Another one of our favorite examples of a proper product leg growth strategy is from Dropbox. Dropbox fully supports the bottoms up approach and has mastered it on their march to over $1B in revenue.

The Dropbox product is remarkably easy to use. It has a very friendly and simple UI that makes usage an ease. Oftentimes it is considered the best tool for sharing files. On top of that it is inherently viral. There are shared files that make other people intrigued by Dropbox and may sign up for their own use. They also have a powerful referral program that gives free data to new users and the referring user.

Dropbox has truly nailed the bottoms up approach and have been a SaaS case study for companies looking to embrace a product led growth strategy.

What’s a good product-led growth strategy?

In his review of Blake Bartlett’s PLG talk at SaaStr 2017, Drew Beechler outlines the five traits of PLG success: virality, easy sign-up, quick to demonstrate value, slow to hit users with paywalls, and “a focus on making all customers successful across the sales-to-support continuum.”

A successful PLG strategy gets your product in the hands of your customers as fast as possible and starts solving their problems right away. “Growth in [PLG] companies has a significant viral component.” Jon Falker of GLIDR writes, “Users can get unique value from the product or service right away and can benefit from helping to attract other new users.” This is why freemium models are remarkably effective in a PLG environment. By providing the user with a valuable experience upfront, you can inspire more frequent use, greater shareability, and focus on the premium aspects of your product that will drive purchasing decisions and ultimately retain these customers.

Is product-led growth the right strategy for your company?

Your company’s unique financial, growth, and talent considerations will need to be assessed before you can determine the right investment to make into a PLG strategy. As the OpenView PLG Market Map shows, this strategy continues to be adopted across the globe and among an increasingly wide swath of product categories. Still in order to succeed at the five traits of strong PLG companies listed above, you actually have to be a business positioned to offer these benefits. If a freemium model isn’t on the table at the moment or if your product doesn’t currently offer clear network effects, a more gradual approach to achieving PLG success may be the right course of action. For instance, as Shah notes, a company might hire or retain sales talent to attract large customers early on while product-led growth continues to develop at scale. A focus on product can occur simultaneously in an organization that still needs to execute more traditional SaaS sales to achieve a healthy growth rate. On the marketing side, a gradual approach to PLG may include an increased focus on conversion rates on core landing pages to drive faster user acquisition across all customer types.

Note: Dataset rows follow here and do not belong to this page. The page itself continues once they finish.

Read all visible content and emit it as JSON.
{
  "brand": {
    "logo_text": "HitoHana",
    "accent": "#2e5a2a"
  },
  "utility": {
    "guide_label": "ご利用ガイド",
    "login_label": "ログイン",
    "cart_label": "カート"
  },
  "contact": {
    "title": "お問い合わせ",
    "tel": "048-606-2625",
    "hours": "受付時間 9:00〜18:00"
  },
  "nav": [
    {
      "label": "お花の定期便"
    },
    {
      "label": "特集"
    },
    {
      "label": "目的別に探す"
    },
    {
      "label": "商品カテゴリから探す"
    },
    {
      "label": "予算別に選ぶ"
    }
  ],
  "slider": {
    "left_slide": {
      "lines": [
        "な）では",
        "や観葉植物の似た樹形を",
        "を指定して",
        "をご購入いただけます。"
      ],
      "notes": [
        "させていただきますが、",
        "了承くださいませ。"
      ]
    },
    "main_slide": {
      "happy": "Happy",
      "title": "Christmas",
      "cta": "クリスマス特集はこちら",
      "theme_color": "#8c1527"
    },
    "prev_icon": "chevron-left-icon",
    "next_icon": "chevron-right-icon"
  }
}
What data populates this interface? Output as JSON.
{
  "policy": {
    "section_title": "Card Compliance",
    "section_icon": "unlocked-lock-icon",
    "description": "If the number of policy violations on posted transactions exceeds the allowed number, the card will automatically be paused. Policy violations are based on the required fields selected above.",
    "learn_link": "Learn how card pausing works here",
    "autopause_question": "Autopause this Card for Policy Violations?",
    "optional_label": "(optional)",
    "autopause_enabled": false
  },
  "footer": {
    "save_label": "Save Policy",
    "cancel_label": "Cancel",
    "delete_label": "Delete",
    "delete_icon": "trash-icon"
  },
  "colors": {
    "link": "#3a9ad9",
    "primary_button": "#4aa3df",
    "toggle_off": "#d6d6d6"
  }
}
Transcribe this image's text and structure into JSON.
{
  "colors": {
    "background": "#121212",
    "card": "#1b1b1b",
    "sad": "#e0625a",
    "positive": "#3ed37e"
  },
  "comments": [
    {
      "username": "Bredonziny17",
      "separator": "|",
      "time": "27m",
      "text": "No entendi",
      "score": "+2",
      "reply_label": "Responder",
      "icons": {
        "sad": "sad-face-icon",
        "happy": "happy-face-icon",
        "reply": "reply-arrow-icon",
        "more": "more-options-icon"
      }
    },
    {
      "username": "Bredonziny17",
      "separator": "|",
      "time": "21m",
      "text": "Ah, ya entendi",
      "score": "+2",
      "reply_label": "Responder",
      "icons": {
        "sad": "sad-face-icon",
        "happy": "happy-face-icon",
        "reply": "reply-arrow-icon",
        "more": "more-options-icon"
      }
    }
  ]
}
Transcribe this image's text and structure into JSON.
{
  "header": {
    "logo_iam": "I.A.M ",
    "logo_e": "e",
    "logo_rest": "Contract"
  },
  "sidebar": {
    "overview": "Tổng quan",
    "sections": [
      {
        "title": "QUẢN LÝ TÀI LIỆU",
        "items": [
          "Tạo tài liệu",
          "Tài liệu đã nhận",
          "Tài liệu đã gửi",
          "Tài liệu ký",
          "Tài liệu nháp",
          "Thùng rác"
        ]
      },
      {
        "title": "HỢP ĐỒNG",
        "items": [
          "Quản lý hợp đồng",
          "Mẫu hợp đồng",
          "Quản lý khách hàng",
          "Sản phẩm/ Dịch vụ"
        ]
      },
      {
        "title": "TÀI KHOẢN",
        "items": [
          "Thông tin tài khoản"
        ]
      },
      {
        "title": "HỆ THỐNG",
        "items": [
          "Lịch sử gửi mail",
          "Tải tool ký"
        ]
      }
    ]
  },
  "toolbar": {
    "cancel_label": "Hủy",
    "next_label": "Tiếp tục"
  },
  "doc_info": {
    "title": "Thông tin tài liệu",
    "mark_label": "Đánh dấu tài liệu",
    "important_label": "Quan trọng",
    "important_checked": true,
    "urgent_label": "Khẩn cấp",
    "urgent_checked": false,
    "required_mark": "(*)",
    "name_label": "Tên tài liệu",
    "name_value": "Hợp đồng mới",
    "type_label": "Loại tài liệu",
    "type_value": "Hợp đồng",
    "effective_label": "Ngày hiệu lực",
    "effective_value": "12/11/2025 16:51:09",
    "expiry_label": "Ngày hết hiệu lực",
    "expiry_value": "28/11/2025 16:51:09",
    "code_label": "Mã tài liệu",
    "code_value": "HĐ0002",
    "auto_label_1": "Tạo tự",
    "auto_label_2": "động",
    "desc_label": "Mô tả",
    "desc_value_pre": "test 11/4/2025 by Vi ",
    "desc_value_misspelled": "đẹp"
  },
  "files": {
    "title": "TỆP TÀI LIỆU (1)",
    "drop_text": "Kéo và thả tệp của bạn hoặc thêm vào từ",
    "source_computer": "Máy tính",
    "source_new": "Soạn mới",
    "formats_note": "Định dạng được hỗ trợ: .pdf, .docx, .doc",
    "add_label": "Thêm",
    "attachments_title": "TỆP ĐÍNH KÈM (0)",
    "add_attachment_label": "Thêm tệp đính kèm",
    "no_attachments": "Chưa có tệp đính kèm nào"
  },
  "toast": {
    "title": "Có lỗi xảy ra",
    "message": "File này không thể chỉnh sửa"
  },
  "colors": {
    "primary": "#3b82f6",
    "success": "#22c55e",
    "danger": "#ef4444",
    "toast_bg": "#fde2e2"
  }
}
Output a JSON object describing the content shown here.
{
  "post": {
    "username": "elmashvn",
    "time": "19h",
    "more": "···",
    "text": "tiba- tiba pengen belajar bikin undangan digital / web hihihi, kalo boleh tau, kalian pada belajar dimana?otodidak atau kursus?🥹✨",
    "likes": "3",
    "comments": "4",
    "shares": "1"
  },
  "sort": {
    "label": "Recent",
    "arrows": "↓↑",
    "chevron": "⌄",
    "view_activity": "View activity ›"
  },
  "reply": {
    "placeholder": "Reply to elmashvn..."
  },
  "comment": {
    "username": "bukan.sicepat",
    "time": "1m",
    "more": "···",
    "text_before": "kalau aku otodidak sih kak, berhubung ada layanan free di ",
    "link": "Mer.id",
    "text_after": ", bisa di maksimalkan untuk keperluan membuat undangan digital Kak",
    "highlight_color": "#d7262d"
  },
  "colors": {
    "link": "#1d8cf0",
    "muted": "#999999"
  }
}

But even in a more incremental approach to PLG, you will refocus your entire team on what matters most. “Everyone in the company should be focused on growth. Everyone should be responsible for revenue,” Shah writes. “Exactly what this looks like will vary from company to company based on which teams have the most say on what ends up getting built and shipped.”

Successful PLG companies develop cross-functional teams, demonstrate effective information sharing within their organization, and attach greater significance to shared KPIs to accomplish to inspire a greater focus on growth and accountability to revenue.